Em 2005, o órgão ambiental expediu uma licença prévia válida por cinco anos para a empresa realizar a dragagem de até 12,5 metros de profundidade – considerada medida original do leito. Passados 11 anos, em 2016, a CETESB, com base na licença prévia vencida, aceitou o pedido da Usiminas para a abertura da cava, que foi idealizada e instalada por outra empresa, a VLI.  Em resposta a questões levantadas pelo deputado estadual Paulo Côrrea Júnior (PATRIOTA), a Companhia afirma que “não há caducidade da Licença Prévia quando iniciada a implementação das ações cuja viabilidade ambiental (aprovação da concepção) é atestada pela Licença Prévia”.

A equipe de Reta Final contatou a CETESB por e-mail, enviando-lhes seis perguntas sobre o processo de licenciamento e atuação do órgão no monitoramento da cava.

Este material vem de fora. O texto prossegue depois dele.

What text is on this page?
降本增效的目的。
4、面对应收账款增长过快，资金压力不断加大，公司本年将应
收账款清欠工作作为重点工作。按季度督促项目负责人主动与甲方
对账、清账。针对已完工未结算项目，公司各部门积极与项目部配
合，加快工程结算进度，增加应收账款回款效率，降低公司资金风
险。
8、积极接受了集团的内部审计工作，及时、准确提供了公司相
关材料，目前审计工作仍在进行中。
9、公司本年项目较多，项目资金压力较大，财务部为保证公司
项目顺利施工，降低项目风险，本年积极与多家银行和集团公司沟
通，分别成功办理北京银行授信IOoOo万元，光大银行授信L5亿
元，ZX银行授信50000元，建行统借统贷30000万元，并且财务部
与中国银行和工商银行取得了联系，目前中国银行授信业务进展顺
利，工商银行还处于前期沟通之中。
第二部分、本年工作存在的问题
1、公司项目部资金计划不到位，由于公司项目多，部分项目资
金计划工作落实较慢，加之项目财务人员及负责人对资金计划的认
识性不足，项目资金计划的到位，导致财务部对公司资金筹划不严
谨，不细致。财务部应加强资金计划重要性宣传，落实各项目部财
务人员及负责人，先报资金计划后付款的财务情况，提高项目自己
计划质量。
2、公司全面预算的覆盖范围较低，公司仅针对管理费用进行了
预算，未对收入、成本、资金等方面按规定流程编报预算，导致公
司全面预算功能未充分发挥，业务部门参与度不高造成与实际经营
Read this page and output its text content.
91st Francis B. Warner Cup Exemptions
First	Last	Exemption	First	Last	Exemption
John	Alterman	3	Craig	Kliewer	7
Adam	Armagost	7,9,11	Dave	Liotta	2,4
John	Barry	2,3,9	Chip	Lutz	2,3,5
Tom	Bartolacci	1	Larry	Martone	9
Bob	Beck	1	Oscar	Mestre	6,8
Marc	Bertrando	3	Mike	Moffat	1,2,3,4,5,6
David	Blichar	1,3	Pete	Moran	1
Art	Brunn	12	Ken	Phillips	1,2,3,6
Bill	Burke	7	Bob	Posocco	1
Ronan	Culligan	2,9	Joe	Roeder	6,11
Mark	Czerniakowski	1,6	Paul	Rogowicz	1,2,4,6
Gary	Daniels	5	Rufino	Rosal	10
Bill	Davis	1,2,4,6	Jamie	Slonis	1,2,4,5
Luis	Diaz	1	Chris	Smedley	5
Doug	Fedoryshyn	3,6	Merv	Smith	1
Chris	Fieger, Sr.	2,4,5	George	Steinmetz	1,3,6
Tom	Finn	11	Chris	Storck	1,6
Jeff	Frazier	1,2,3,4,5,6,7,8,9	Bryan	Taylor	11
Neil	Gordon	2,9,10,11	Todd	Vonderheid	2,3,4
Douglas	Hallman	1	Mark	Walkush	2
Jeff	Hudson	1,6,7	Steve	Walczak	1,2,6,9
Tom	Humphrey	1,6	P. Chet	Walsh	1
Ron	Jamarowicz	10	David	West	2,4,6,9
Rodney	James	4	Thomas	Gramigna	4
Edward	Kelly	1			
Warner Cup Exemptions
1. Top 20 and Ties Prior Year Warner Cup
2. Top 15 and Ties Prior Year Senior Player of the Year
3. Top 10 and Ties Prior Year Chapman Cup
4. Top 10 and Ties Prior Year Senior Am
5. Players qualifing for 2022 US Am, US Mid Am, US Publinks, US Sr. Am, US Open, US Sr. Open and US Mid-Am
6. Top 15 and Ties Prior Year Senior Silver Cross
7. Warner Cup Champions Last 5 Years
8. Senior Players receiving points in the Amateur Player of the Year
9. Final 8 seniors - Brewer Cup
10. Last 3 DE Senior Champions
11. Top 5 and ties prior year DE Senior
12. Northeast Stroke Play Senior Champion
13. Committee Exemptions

Em resposta, a CETESB enviou uma nota que pode ser lida, na íntegra, mais abaixo.

Ao mesmo tempo, a VLI entrou com pedido junto ao IBAMA para aumentar a dragagem de 12 para 15 metros de fundura. Para Élio, a CETESB ter permitido o empreendimento à Usiminas e a cava ter sido aberta pela VLI é apenas um dentre os diversos vícios do licenciamento. “Tem uma questão aí no meio também que envolve – eu nunca vi isso na história da CETESB – a questão da titularidade, ou seja, um tira a licença e o outro é que faz”, expõe Lopes, que explica ainda por que o Dique do Furadinho não foi usado, conforme sugerido pelo Estudo e Relatório de Impacto Ambiental – EIA RIMA aprovado em 2005.
Arte gráfica apresenta as delimitações da cava subaquática instalada no Estuário de Santos; imagem: reprodução de vídeo institucional da VLI
“A Usiminas pretende ampliar e transformar aquilo lá em pátio de contêiner e, se usasse aquilo lá, seria um espaço físico a menos para desfrutar na implantação do tal pátio. Está muito bem clara essa manobra”, comenta em referência à informação divulgada pela imprensa local de que a Usiminas estaria trabalhando para expandir o seu porto.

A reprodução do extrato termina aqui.